13 Septembre 2025
Il y a une distinction a faire et qui s'est faite au XIXe siècle entre la chimie organique et la chimie inorganique. Cette dernière a été mise en place pour battre en brèche la théorie vitaliste de la force vitale. Derrière est apparue la théorie la vie « anorganique » et de son « élan vital ». Chez Henri Bergson, elle ne se voulait pas vraiment être celle du vitalisme classique de Montpellier mais en quelque sorte Gilles Deleuze les a recollé ensemble, se voulant le continuateur hétérogène du vitalisme avec ses essences vagues et ses ensembles flous.

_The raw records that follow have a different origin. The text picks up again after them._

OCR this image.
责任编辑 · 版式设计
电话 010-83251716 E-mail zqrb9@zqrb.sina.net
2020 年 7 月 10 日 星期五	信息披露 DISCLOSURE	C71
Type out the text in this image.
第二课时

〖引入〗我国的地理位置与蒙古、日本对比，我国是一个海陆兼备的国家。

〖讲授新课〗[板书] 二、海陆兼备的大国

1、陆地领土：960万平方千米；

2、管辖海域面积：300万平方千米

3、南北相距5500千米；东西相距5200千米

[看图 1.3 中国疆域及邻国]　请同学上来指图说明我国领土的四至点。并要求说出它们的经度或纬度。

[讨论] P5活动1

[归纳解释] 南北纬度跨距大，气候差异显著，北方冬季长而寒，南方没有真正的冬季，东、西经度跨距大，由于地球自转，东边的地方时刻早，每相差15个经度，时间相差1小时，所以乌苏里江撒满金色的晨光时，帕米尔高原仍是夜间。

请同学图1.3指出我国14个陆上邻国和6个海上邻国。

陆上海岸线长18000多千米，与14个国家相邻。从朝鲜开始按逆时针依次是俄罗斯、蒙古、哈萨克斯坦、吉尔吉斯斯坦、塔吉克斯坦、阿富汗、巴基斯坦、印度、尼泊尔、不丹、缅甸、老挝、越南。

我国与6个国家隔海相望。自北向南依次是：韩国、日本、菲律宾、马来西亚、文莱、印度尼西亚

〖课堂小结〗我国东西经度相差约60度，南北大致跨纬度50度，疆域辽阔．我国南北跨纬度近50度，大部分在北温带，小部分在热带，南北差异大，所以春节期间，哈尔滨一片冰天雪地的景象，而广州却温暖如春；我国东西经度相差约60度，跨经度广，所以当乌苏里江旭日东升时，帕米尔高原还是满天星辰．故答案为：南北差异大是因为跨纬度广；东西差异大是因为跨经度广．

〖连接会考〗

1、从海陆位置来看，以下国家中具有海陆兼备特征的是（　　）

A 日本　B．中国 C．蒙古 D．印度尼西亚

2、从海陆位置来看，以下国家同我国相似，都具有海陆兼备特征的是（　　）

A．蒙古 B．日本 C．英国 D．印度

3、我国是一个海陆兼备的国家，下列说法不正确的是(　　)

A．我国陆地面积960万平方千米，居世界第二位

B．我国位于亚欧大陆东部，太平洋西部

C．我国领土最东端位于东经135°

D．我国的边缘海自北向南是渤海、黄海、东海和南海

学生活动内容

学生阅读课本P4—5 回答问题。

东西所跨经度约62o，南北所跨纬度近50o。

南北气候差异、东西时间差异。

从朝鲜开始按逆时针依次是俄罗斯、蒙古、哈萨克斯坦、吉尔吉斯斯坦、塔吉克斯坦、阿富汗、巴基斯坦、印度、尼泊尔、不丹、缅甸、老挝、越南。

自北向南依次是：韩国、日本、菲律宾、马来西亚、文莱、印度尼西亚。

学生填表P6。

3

Sur la séparation entre chimie organique et chimie inorganique. « Cette séparation tient au fait que jusqu'au début du XIXe siècle, les chimistes pensaient généralement que les composés des organismes vivants étaient trop complexes de par leur structure et que l'homme ne pouvait les synthétiser car leur formation avait nécessité l'intervention d'une « force vitale » (voir vitalisme). Ces composés étaient également particuliers du fait qu'ils pouvaient se reproduire. Ils appelèrent ces composés « organiques » et continuèrent à les ignorer. L'essor de la chimie organique commença lorsque les chimistes découvrirent que ces composés pouvaient être abordés de façon similaire aux composés inorganiques et pouvaient être recrées en laboratoire sans avoir recours à la « force vitale ». Aux alentours de 1816, Eugène Chevreul commença une étude des savons à partir de différents corps gras et alcalis. Il sépara les différents acides qui, en combinaison avec les alcali, produisaient le savon. Ainsi, il démontra qu'il était possible de changer chimiquement les graisses afin de produire de nouveaux composés sans l'aide d'une « force vitale ». En 1828, Friedrich Wöhler fut le premier à produire l'urée, un constituant de l'urine qui est une molécule organique, à partir du cyanate d'ammonium NH4OCN qui est un réactif inorganique. Cette réaction fut ensuite appelée la synthèse de Wöhler. Il fut très prudent et ne déclara pas, ni à ce moment ni plus tard, la fin de la « théorie de la force vitale », mais ceci est maintenant considéré comme le tournant historique. »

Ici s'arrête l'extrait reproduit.